The company tells TechCrunch that it is “fully cooperating” with the security agency.
new test just arrives One month After NHTSA’s Office of Defects Investigation began investigating complaints of sudden reduction in braking performance. Fisker claims the problem was fixed by a software update for the vehicles in December.
Fisker has been having problems with the Ocean since it first started deliveries of the SUV last year. Owners have been complaining to the company for several months about SUVs suddenly losing power, difficulty getting in and out of the vehicle, difficulty shifting gears, and the hood of the SUV flying off, TechCrunch revealed Last week.
The four complaints in the NHTSA reference describe scenarios where owners had trouble shifting in or out of park. An owner in Pennsylvania claims that his Ocean sometimes shifts into neutral instead of park, causing the SUV to roll backward. On one occasion in December, this owner says he got out when the SUV began rolling and the open driver’s side door threw him to the ground.

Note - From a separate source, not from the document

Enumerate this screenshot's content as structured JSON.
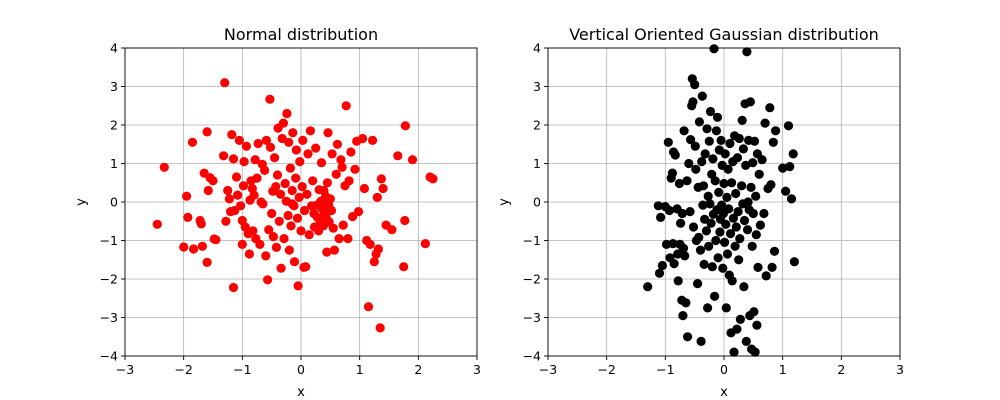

The owner says they were able to “get up, jump into the car, and stop it before it collided with another car.”
NHTSA’s ODI can open four levels of investigation: defect petition, preliminary assessment, recall query, and engineering analysis. Similar to braking investigations, this investigation of rollaway complaints is classified as a preliminary assessment, which the agency says it tries to complete within eight months. NHTSA says the goal of the initial assessment is to “determine the scope and severity of the potential problem and to thoroughly assess potential safety-related issues.”